The 10” drum was more difficult to find, but one did turn up on eBay in a red 70’s wrap, featuring the right lugs and wood shade under the plastic. Both of these drums are currently with my local specialist Vintage Drum shop in Radstock, Somerset – Drum Attic. Tristan Head is the owner and very talented restorer of all things vintage in the drum world and he is tasked with removing the old plastic wrap from these shells, cleaning off any glue and sanding them down to a nice smooth finish. They will then be lacquered inside and out, whilst the bearing edges (where the drum skin meets the shell) will be re-cut, ensuring top sound quality from these great old drums. The latest additions to the kit are 15” & 16” concert toms in the same finish as the 10”, which also need to be stripped back to the wood and refinished.
10″ tom prior to wrap removal and preparation
15″ tom prior to wrap removal and preparation
16″ tom prior to wrap removal and preparation
Basic four piece kit following restoration (22″ bass, 12″, 14″ Concert Toms, 16″ Floor Tom) pictured with 60’s Premier Royal Ace Snare Drum.
There is still a lot of work to be done by myself on the main part of the kit, and by Tristan at Drum Attic on the add-on drums in order to get everything ready for the next gig in February.
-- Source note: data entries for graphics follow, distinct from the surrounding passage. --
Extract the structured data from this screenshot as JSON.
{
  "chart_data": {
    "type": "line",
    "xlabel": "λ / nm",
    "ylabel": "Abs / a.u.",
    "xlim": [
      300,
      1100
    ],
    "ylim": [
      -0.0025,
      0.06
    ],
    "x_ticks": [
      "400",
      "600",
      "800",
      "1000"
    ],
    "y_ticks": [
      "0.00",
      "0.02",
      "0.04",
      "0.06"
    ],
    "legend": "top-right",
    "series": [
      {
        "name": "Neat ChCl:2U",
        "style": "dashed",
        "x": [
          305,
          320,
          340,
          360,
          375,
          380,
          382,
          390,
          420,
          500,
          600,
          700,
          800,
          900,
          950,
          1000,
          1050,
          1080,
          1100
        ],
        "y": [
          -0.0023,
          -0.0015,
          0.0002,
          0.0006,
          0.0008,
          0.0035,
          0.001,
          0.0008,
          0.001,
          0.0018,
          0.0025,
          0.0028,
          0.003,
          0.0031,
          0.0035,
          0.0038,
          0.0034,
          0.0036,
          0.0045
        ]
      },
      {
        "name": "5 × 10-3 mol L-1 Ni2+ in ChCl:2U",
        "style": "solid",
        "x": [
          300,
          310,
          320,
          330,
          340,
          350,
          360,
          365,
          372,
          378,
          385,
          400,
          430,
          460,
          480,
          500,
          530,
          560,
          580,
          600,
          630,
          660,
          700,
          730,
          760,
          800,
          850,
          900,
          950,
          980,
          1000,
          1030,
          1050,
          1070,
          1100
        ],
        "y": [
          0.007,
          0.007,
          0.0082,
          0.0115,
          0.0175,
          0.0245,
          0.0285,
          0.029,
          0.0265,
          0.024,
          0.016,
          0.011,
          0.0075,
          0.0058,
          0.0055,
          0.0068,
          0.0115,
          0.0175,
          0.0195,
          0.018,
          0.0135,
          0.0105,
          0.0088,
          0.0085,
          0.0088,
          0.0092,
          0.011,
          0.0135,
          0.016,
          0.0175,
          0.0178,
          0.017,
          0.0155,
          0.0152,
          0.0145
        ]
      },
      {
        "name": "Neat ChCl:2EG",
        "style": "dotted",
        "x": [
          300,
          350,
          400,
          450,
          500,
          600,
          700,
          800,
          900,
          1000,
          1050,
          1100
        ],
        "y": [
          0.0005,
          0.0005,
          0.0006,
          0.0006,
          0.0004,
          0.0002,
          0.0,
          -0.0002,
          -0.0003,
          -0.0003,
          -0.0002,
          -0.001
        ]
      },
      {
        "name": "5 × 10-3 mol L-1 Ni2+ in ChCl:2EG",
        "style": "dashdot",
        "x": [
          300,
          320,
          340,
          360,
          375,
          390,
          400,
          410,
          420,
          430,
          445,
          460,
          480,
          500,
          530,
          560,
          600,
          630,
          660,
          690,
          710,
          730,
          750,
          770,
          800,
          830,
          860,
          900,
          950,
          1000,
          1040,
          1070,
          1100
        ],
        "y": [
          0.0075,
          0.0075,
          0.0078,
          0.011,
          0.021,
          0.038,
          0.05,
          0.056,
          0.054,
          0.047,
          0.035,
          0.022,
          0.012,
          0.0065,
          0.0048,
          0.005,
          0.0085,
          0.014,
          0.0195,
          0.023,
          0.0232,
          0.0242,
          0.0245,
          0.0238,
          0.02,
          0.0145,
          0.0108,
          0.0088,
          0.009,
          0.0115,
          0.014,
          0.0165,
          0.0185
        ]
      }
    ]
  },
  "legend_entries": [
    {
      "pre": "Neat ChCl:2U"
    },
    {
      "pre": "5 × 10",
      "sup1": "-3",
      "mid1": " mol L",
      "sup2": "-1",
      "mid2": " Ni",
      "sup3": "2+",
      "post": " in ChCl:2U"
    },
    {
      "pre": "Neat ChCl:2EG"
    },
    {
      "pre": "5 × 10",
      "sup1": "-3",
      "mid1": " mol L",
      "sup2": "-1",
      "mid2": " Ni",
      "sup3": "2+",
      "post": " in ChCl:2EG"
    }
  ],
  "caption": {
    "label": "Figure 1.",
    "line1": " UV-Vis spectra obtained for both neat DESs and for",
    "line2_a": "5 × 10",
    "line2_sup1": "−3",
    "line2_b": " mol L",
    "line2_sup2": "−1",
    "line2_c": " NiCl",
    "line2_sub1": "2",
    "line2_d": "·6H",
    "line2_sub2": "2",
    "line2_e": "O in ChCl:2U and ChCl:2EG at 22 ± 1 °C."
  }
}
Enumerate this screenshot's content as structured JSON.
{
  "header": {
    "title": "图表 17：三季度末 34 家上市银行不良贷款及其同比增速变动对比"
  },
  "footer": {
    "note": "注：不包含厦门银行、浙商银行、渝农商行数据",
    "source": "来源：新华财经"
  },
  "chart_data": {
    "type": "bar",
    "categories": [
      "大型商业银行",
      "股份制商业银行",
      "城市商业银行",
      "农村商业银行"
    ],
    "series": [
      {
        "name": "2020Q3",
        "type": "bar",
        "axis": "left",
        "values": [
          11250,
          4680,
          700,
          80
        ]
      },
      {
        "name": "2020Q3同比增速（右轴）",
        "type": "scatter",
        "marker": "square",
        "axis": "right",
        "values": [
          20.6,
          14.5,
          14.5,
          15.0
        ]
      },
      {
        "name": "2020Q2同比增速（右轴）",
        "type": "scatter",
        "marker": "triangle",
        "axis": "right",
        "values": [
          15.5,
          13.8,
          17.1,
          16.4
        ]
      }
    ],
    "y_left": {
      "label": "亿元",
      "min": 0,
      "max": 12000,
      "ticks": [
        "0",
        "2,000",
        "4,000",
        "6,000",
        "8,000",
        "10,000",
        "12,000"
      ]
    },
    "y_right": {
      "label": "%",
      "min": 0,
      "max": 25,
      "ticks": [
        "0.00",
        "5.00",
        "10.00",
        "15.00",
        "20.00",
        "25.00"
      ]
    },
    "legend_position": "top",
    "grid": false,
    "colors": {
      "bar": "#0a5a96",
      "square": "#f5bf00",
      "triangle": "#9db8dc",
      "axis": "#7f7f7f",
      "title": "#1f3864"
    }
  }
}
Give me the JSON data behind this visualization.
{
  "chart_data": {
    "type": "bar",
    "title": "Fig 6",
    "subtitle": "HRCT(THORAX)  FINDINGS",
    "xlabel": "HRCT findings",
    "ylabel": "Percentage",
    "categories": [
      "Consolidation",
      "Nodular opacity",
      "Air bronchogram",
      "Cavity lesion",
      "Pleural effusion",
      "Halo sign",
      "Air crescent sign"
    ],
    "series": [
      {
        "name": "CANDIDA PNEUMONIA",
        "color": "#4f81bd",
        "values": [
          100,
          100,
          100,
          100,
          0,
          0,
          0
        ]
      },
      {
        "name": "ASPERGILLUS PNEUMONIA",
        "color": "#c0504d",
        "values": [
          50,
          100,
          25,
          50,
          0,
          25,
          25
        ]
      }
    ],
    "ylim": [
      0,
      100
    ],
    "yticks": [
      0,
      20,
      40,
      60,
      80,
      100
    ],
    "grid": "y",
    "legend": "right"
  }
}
I’ve also just found some Premier birch wood hoops for the bass drum, another missing part very much needed.
Along the way, I have bought other odd drums to get the ones I needed, as these things often come in pairs or sets. So, the next project will be to use these in a replica kit of the one used by Phil Collins on the Duke tour in 1981.
This was a Premier double headed “Soundwave” kit, and I currently have the makings of that configuration in spare drums. Watch this space, as there will be more to add as the first kit is completed and we start work on the second one!